Can anyone see what I might be missing?
回答1:
You asked for a script, but you mentioned that you are vim user. I tend to do project-wide find and replace inside of vim, like so:
:args **/*.js | argdo %s/,\(\_\s*[\]})]\)/\1/ge | update
This is very similar to the :bufdo solution mentioned by another commenter, but it will use your args list rather than your buflist (and thus doesn't require a brand new vim session nor for you to be careful about closing buffers you don't want touched).

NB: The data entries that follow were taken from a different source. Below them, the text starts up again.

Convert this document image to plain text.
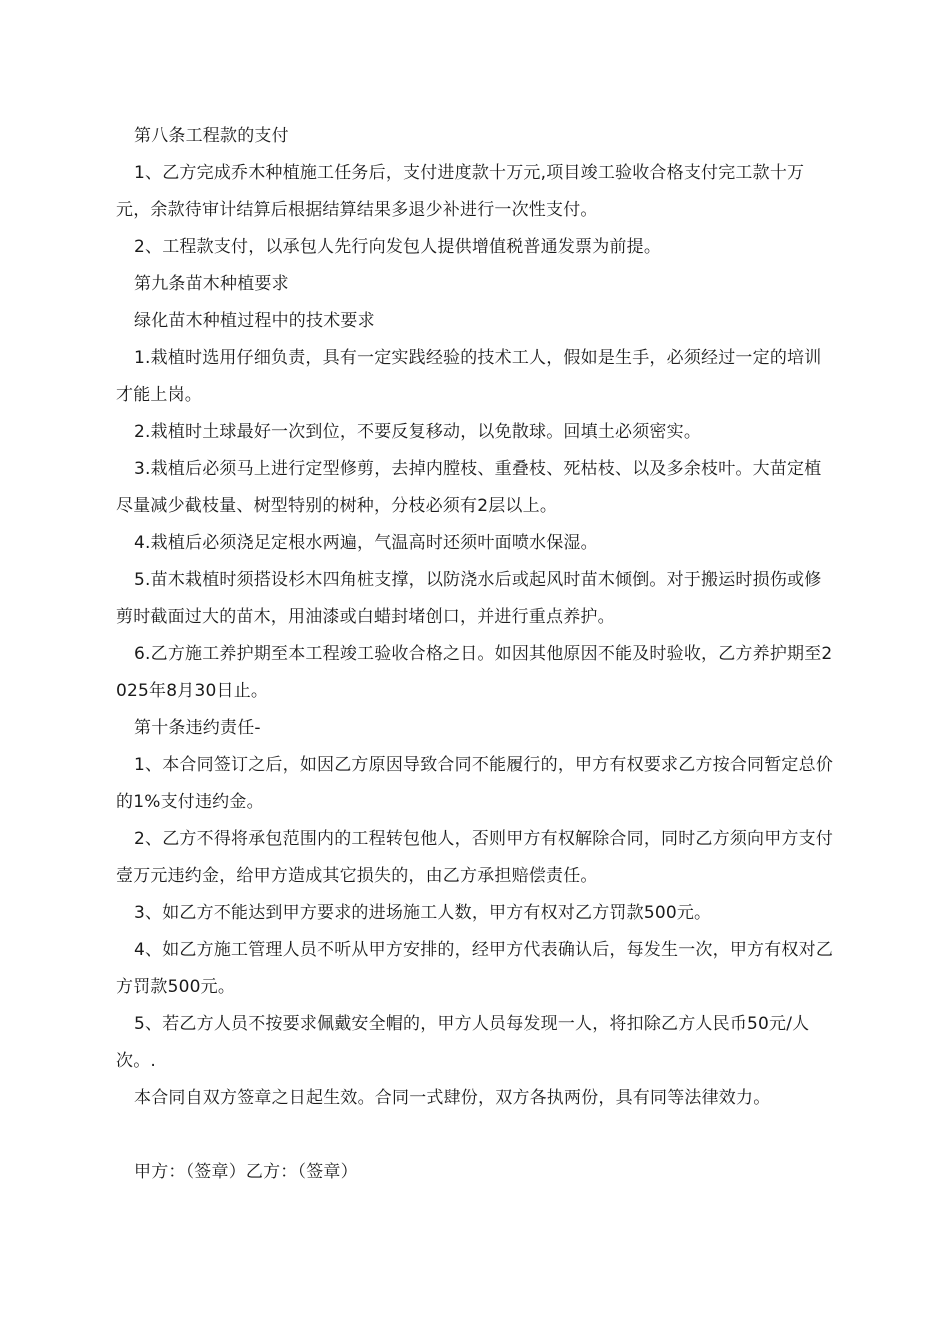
第八条工程款的支付

1、乙方完成乔木种植施工任务后，支付进度款十万元,项目竣工验收合格支付完工款十万元，余款待审计结算后根据结算结果多退少补进行一次性支付。

2、工程款支付，以承包人先行向发包人提供增值税普通发票为前提。

第九条苗木种植要求

绿化苗木种植过程中的技术要求

1.栽植时选用仔细负责，具有一定实践经验的技术工人，假如是生手，必须经过一定的培训才能上岗。

2.栽植时土球最好一次到位，不要反复移动，以免散球。回填土必须密实。

3.栽植后必须马上进行定型修剪，去掉内膛枝、重叠枝、死枯枝、以及多余枝叶。大苗定植尽量减少截枝量、树型特别的树种，分枝必须有2层以上。

4.栽植后必须浇足定根水两遍，气温高时还须叶面喷水保湿。

5.苗木栽植时须搭设杉木四角桩支撑，以防浇水后或起风时苗木倾倒。对于搬运时损伤或修剪时截面过大的苗木，用油漆或白蜡封堵创口，并进行重点养护。

6.乙方施工养护期至本工程竣工验收合格之日。如因其他原因不能及时验收，乙方养护期至2025年8月30日止。

第十条违约责任-

1、本合同签订之后，如因乙方原因导致合同不能履行的，甲方有权要求乙方按合同暂定总价的1%支付违约金。

2、乙方不得将承包范围内的工程转包他人，否则甲方有权解除合同，同时乙方须向甲方支付壹万元违约金，给甲方造成其它损失的，由乙方承担赔偿责任。

3、如乙方不能达到甲方要求的进场施工人数，甲方有权对乙方罚款500元。

4、如乙方施工管理人员不听从甲方安排的，经甲方代表确认后，每发生一次，甲方有权对乙方罚款500元。

5、若乙方人员不按要求佩戴安全帽的，甲方人员每发现一人，将扣除乙方人民币50元/人次。.

本合同自双方签章之日起生效。合同一式肆份，双方各执两份，具有同等法律效力。

甲方：（签章）乙方：（签章）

:args **/*.js- sets your arglist to contain all .js files in this directory and subdirectories|- pipe is vim's command separator, letting us have multiple commands on one line:argdo- run the following command(s) on all arguments. it will "swallow" subsequent pipes%- a range representing the whole file:s- substitute command, which you already know about:s_flags,ge- global (substitute as many times per line as possible) and suppress errors (i.e. "No match")|- this pipe is "swallowed" by the:argdo, so the following command also operates once per argument:update- like:writebut only when the buffer has been modified
This pattern will obviously work for any vim command which you want to run on multiple files, so it's a handy one to keep in mind. For example, I like to use it to remove trailing whitespace (%s/\s\+$//), set uniform line-endings (set ff=unix) or file encoding (set filencoding=utf8), and retab my files.
回答2:
1) Open all the files with vim:
bash$ vim $(find . -name '*.js')
2) Apply substitute command to all files:
:bufdo %s/,\(\_\s*[\]})]\)/\1/ge
3) Save all the files and quit:
:wall
:q
I think you'll need to recheck your search pattern, it doesn't look right. I think where you have \_\s* you should have \_s* instead.
Edit: You should also use the /ge options for the :s... command (I've added these above).
回答3:
You can automate the actions of both vi and ex by passing the argument +'command' from the command line, which enables them to be used as text filters.
In your situation, the following command should work fine:
find /path/to/dir -name '*.js' | xargs ex +'%s/,\(\_\s*[\]})]\)/\1/g' +'wq!'
回答4:
you can use a combination of the find command and sed
find /path -type f -iname "*.js" -exec sed -i.bak 's/,[ \t]*]/]/' "{}" +;
回答5:
If you are on windows, Notepad++ allows you to run simple regexes on all opened files.
Search for ,\s*\] and replace with ]
should work for the type of lists you describe.